Glider Controls Fail After Non Compliant Maintenance Embodying an AD

Glider Controls Fail After Non Compliant Maintenance Embodying an AD

A single seat Rolladen-Schneider LS 4-b glider, registration PH-974, was making a local flight from Larserveld on 23 April 2018.  According to the Dutch Safety Board (DSB) in their investigation report:

During the winch launch…the air brakes opened unexpectedly.

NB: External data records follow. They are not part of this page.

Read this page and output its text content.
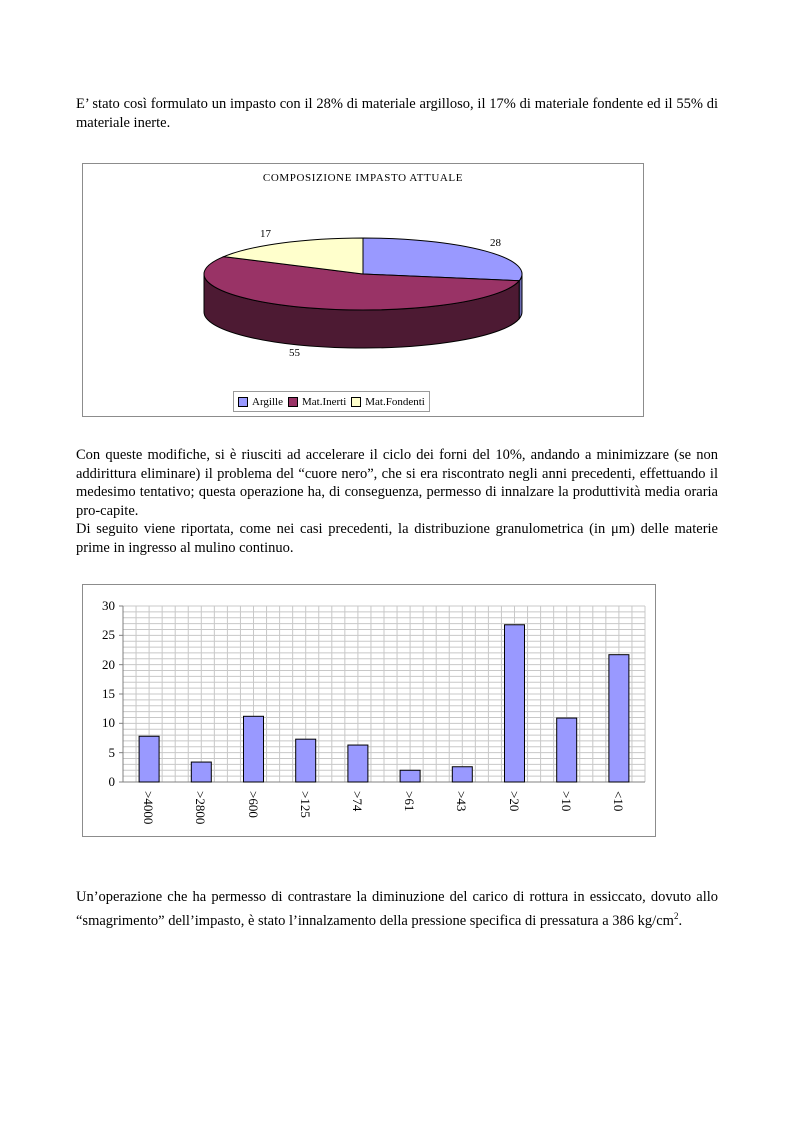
E’ stato così formulato un impasto con il 28% di materiale argilloso, il 17% di materiale fondente ed il 55% di materiale inerte.

COMPOSIZIONE IMPASTO ATTUALE
28
55
17
Argille Mat.Inerti Mat.Fondenti

Con queste modifiche, si è riusciti ad accelerare il ciclo dei forni del 10%, andando a minimizzare (se non addirittura eliminare) il problema del “cuore nero”, che si era riscontrato negli anni precedenti, effettuando il medesimo tentativo; questa operazione ha, di conseguenza, permesso di innalzare la produttività media oraria pro-capite.

Di seguito viene riportata, come nei casi precedenti, la distribuzione granulometrica (in μm) delle materie prime in ingresso al mulino continuo.

0
5
10
15
20
25
30
>4000	>2800	>600	>125	>74	>61	>43	>20	>10	<10

Un’operazione che ha permesso di contrastare la diminuzione del carico di rottura in essiccato, dovuto allo “smagrimento” dell’impasto, è stato l’innalzamento della pressione specifica di pressatura a 386 $kg/cm^2$.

The air brake control rod had slipped out of the locked position which was corrected by the pilot.

After approximately one hour in the air and flying through mild turbulence, the problem of unlocking air brakes and corrective actions by the pilot recurred several times.

At an altitude of approximately 1,100 metres the air brake control rod in the cockpit of the glider detached.

From that moment on the pilot had little to no control of the air brakes and he decided to return to the airfield. The pilot used his right hand to hold the remaining part of the control rod and used his left hand to steer the aircraft. The landing was without any further problems.

Safety Investigation

After the flight, it was found that the air brake control rod had become detached from the rest of the mechanism.

ph974 ls4b glider dsb

In 2017 several events had already taken place with this type of glider where a junction in the air brake control rod was about to fail.

To address this potential unsafe condition, the aircraft manufacturer determined that a swivel needs to be installed similar to that used in…the…LS 4-a. A Technical Note (TN) 4048 was published on 30 November 2017 by the aircraft manufacturer, providing inspection and modification instructions.

The European Aviation Safety Agency (EASA) assessed the problems…as a safety risk and made the technical note mandatory by issuing Airworthiness Directive AD 2018-0032 with an effective date 1 March 2018.

This glider had been modified on 7 April 2018 to comply with that AD by a technician in the flying club’s workshop.  During their investigation the DSB…

…concluded that the wrong type of Loctite (243 [known as Blue Threadlocker, “a general purpose threadlocker of medium bond strength” instead of 638 [a “high strength retaining compound…for the bonding of cylindrical fitting parts”]) was used and the Loctite had expired 2 years ago.

Furthermore, the weld in the control rod was not removed by a 13.5 mm drill as required by the TN, but with another drill.

As a result the control rod was limited in its movement, which caused a bending moment on the air brake control rod junction. The weld also put pressure on the threading of the bolt in the swivel.

As there was insufficient thread locking on the bolt, combined with the repeated rotational movement of the airbrake handle (needed to operate the airbrakes) the pressure on the threading resulted in loosening of the bolt.

This resulted in a complete detachment of the swivel and so the air brakes could no longer be retracted fully.

In a useful proactive initiative, the DSB surveyed technicians who had performed this modification in the Netherlands:

The mechanics are of the opinion that in general the modification was not difficult to execute.

Some mechanics however found the modification instructions not clear and reported that they had requested the aircraft manufacturer for help. Technical support provided by the manufacturer was considered adequate.

For future modifications, KNVvL suggested the aircraft manufacturer provide a complete material listing…including not only the retrofit kit parts but also the required non-standard consumables and non-standard tools (such as the Loctite types and the 13.5 mm drill). Even better would be to include these items in the kit.